Governor Perdue’s administration has some strange standards for excellence. Going out to her email subscribers is this following article:
A decade of excellence
For the ninth time in 10 years North Carolina has been declared the state with the best climate for business by the highly regarded Site Selection magazine.
As part of the ranking, the magazine surveys corporate executives that help businesses select new locations. This year, those executives ranked the Tar Heel state as the top for ease of doing business. The magazine cited Gov. Bev Perdue’s efforts to recruit business and create jobs.
“People across the state and many businesses around the country know that I’ll take any call and go anywhere to bring a business to our state or expand a business or create a small business in North Carolina,” Gov. Perdue said in the magazine’s cover story. “We have been very aggressive, and that has paid off.”

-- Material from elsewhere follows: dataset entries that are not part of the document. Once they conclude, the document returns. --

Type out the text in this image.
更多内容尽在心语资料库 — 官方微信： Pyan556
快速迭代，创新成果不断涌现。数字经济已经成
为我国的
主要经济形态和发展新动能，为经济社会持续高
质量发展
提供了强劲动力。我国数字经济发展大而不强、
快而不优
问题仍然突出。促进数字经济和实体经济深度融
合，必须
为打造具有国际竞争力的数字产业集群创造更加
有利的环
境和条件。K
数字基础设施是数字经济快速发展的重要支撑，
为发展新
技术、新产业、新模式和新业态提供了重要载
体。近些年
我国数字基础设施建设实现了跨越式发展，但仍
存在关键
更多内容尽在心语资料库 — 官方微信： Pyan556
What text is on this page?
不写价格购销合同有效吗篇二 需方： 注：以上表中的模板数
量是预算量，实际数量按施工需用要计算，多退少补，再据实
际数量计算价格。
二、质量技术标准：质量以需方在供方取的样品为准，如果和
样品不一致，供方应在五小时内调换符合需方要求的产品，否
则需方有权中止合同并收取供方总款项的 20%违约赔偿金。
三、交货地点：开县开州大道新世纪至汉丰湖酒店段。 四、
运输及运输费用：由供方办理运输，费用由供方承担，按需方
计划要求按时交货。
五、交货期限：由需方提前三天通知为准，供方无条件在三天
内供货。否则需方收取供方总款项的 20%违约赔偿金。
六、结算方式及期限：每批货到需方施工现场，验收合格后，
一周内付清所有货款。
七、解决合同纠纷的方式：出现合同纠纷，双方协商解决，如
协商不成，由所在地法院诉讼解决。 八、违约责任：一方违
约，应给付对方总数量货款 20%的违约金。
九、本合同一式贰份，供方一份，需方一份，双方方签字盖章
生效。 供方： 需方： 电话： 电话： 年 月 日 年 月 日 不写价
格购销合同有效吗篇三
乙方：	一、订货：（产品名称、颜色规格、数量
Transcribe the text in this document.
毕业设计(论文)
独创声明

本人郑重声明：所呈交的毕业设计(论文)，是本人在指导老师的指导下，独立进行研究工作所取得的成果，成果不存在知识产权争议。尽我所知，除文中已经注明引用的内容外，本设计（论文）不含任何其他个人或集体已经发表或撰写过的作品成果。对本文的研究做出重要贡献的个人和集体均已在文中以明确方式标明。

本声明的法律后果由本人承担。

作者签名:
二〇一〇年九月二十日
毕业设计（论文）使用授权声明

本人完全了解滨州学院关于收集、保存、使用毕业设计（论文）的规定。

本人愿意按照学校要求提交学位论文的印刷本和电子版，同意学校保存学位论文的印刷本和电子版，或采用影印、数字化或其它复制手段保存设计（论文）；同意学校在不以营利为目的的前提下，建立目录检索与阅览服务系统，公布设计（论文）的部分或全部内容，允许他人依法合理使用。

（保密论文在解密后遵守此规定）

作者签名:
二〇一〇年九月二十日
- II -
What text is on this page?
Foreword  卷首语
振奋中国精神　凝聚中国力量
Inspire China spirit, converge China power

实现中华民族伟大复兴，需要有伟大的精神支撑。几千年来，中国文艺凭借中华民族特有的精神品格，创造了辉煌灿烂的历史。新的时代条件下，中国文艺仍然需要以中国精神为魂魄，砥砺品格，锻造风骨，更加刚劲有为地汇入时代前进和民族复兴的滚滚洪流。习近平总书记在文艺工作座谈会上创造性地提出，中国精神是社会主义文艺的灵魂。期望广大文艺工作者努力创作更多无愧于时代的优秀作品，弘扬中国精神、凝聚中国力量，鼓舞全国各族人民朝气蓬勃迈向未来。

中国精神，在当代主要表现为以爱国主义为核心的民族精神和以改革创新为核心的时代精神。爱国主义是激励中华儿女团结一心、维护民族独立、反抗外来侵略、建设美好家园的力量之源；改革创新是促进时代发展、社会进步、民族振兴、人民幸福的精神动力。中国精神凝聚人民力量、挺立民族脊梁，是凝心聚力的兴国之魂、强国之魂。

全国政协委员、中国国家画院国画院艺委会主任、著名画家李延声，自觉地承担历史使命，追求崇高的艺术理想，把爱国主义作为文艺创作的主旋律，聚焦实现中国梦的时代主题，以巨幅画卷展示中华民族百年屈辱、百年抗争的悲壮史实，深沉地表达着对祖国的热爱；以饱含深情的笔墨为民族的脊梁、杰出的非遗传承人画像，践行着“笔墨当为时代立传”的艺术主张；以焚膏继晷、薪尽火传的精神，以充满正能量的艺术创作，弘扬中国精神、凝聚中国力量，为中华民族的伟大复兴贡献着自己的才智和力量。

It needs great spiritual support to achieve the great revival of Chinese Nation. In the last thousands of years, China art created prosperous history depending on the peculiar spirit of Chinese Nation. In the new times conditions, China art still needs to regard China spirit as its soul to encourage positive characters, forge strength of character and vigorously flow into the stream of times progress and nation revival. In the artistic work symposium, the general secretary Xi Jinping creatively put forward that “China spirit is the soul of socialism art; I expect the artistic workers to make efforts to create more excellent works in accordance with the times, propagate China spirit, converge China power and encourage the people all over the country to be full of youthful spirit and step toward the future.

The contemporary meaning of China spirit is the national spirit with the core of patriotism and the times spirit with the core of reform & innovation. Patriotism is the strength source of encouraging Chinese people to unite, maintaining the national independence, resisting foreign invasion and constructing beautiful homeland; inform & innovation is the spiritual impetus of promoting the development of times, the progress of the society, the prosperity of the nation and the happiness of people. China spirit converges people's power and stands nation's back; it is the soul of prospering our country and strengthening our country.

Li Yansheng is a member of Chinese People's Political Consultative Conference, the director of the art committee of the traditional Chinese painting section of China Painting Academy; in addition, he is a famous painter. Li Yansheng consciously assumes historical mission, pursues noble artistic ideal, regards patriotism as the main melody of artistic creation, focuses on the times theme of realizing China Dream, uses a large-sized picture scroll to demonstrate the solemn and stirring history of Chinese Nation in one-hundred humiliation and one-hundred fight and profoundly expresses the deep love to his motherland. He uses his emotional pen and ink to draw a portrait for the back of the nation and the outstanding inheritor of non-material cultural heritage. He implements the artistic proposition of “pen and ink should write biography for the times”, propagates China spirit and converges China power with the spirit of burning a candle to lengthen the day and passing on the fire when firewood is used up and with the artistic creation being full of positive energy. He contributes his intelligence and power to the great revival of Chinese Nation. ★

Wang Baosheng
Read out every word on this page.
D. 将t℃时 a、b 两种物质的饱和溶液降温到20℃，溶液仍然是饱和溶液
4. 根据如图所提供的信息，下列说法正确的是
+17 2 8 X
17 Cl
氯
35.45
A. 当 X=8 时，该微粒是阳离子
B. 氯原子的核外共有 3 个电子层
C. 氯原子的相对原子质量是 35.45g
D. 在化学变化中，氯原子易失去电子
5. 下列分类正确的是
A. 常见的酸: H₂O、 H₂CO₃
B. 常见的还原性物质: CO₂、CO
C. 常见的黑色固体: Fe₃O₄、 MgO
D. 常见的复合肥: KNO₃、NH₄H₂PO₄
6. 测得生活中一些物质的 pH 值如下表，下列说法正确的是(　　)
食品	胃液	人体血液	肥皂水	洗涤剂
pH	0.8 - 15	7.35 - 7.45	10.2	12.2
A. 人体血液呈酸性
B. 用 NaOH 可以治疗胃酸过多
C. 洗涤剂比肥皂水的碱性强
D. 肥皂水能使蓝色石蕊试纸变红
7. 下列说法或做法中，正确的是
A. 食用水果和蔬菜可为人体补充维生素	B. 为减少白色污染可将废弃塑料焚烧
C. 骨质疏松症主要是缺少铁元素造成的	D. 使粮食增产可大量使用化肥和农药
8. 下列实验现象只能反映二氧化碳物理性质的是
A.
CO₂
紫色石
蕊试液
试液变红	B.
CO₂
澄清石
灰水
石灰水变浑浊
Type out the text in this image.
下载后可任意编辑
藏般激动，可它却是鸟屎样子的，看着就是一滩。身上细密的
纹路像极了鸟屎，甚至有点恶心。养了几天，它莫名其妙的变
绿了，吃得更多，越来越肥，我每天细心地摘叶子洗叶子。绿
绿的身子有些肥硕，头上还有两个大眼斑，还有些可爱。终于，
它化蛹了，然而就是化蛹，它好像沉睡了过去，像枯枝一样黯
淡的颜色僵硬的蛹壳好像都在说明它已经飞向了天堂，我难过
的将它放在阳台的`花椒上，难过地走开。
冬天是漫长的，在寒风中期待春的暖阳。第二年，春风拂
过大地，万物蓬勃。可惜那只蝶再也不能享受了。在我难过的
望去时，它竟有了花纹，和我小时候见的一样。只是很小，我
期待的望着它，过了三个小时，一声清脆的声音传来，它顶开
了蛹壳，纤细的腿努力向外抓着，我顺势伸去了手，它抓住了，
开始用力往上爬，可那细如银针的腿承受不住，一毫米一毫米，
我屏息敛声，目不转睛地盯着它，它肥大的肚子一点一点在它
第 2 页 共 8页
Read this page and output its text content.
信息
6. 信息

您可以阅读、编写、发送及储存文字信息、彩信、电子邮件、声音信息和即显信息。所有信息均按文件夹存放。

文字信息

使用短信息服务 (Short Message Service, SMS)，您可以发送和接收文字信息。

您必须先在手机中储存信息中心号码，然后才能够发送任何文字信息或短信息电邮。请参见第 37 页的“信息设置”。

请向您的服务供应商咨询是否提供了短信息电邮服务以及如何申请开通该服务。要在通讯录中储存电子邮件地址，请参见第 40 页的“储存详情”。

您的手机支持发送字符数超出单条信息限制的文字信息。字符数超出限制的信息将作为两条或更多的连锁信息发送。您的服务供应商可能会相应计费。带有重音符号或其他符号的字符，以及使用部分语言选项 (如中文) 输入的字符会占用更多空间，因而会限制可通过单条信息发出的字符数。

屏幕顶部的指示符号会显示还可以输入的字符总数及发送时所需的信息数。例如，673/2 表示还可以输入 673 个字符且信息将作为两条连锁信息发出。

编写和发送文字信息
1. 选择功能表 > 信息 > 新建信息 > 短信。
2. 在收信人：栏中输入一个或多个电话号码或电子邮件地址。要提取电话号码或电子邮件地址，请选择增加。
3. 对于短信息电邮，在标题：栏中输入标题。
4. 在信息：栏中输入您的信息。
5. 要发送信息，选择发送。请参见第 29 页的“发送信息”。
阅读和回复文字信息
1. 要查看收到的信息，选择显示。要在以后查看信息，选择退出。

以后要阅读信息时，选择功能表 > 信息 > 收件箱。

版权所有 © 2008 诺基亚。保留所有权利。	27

I’ve written before about how receiving a high ranking from Site Selection is actually something only a corporatist could be proud of. But to continue to crow about a magazine ranking the state’s business climate so high, shouldn’t there be some results to back it up?
The actual results from this “decade of excellence” don’t look so great. Since 2000, the number of unemployed in NC has tripled, while the number of private sector workers shrank by 134,000. Similarly, NC’s private sector’s job performance during the last ten years was worse than all but 15 states.
It shows to me quite a disconnect that Perdue would so boldly boast of the state’s use of corporate welfare in light of its dismal job record.